Top Four Tax Filing Mistakes

It's safe to say that most taxpayers prefer to keep their relationship with the IRS from getting personal. If you agree, your best strategy is to prepare and submit a tax return that is free from ambiguities and red flags. But not making waves doesn't mean paying more in taxes than you have to. Minimize your tax liability and keep the IRS happy by avoiding these common filing mistakes.

  • Overlooked tax credits and above-the-line deductions
    Each year, the taxman collects millions of dollars in overpaid taxes thanks to taxpayers who don't claim all of the deductions and credits available to them. Many of these opportunities are available for everyone, even those who don't itemize. The so-called 'above-the-line' deductions include student loan interest, tuition expenses, moving expenses, and alimony paid. Tax credits are available for child and dependent care expenses, education expenses, and IRA contributions made before April 15th of the following tax year.

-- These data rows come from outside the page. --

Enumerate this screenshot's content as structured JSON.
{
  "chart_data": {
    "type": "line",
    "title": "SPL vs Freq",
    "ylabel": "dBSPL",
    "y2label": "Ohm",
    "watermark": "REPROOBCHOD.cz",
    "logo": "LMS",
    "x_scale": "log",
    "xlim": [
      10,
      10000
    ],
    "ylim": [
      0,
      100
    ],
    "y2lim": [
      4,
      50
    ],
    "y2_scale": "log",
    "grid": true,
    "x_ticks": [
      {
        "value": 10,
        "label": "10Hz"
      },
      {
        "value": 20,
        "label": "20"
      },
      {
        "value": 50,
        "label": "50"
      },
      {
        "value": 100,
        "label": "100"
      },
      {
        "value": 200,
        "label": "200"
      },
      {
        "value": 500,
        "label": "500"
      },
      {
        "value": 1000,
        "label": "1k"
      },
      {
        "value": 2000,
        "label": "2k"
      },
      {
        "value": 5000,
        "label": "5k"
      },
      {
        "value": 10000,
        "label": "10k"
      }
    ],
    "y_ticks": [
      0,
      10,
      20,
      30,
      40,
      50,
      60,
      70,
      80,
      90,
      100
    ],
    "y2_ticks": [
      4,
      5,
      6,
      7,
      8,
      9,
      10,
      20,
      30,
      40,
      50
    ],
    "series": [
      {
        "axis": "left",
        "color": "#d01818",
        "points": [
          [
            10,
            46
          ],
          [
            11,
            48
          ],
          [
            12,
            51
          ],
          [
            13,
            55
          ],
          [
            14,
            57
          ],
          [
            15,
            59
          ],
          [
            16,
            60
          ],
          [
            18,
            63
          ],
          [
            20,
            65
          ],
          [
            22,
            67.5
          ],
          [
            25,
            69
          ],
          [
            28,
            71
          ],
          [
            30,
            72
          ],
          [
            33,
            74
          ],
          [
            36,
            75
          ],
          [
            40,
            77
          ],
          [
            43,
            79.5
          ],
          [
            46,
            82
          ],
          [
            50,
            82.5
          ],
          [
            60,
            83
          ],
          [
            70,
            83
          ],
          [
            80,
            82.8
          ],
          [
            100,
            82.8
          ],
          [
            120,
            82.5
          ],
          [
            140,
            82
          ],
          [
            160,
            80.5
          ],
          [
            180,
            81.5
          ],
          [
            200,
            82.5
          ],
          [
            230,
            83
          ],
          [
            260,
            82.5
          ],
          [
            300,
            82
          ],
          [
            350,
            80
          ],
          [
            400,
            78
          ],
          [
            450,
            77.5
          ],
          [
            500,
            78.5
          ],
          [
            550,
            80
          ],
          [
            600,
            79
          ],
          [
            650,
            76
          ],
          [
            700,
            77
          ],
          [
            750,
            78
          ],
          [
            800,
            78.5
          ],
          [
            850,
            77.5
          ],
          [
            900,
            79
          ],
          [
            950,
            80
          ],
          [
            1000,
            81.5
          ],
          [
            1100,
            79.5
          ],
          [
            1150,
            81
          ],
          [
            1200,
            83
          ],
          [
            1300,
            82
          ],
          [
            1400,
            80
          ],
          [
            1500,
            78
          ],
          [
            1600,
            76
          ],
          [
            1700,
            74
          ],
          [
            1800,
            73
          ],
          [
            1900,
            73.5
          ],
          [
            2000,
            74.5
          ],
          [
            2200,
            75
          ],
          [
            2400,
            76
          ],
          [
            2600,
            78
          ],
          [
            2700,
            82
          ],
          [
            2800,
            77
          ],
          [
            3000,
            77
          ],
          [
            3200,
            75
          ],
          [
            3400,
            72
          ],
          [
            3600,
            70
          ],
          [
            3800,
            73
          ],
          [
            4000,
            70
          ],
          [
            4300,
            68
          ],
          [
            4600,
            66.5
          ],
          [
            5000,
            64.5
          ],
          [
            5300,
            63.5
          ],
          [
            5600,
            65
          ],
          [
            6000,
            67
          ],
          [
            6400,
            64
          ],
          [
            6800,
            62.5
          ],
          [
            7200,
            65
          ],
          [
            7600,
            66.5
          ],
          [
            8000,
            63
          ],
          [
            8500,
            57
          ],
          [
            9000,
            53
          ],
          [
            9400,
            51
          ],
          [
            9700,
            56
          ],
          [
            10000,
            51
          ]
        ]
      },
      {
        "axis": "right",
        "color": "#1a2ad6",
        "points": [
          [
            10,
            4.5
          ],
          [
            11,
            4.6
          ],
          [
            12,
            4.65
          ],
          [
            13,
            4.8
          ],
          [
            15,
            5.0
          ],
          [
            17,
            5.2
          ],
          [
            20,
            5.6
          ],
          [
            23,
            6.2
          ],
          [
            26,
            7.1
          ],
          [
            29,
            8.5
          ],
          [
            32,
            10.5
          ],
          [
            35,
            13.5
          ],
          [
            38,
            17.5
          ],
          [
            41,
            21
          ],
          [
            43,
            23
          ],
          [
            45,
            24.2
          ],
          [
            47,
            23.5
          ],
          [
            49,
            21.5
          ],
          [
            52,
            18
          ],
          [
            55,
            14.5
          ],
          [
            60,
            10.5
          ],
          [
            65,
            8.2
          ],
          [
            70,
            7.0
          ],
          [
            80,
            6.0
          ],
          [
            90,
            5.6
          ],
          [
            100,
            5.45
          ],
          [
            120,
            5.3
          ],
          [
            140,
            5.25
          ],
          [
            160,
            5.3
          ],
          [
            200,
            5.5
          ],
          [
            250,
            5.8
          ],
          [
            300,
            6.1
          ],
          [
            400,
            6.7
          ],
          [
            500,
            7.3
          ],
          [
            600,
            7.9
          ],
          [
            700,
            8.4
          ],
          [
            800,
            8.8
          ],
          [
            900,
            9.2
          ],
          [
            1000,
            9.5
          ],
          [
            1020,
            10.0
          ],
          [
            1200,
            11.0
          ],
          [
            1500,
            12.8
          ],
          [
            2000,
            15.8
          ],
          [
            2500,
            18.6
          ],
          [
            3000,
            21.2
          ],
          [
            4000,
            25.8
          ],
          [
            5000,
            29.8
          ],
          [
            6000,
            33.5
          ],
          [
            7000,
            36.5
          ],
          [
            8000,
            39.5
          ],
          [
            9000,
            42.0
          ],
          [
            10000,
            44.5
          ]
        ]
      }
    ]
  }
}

  • The standard deduction
    Itemizing your deductions may be more complicated, but it will often save you money. By itemizing, you can reap tax benefits for your mortgage interest, charitable contributions, non-reimbursed employee expenses, and qualified medical and dental costs. You should also pay attention to the extended deductions, which are easy to overlook: state sales taxes paid, educators' out-of-pocket expenses, and tuition and fees. Extended deductions aren't mentioned on your tax forms, because they were approved after the 2006 forms went to print. Most professional tax preparers and the major brands of tax software have adjusted their forms to provide tax help on these deductions.

  • Incomplete documentation
    A complete set of supporting documents is vital to the efficient processing of your return. If the IRS cannot verify the information that you provide, it may decide to make its own adjustments. This might mean smaller tax refunds for you or, worse, larger tax bills. Avoid these unpleasant surprises by including all required income and deduction documentation.

  • Typos and calculation errors
    Once you have your deductions and credits sorted out, you might feel the urge to get that return in the mail as soon as possible. But wait-typos and calculation errors can cause mass confusion and processing delays. If you input your bank account number incorrectly, for example, your direct deposit refund could end up somewhere else, or nowhere at all. More common mistakes include incorrect social security numbers and inaccurate arithmetic. Double-check your return for math and typos before you take it to the post office.

Somewhere, an IRS employee is breathing a sigh of relief, because there'll be one less tax return flagged for an incorrect social security number. And when the IRS is happy, you're happy too.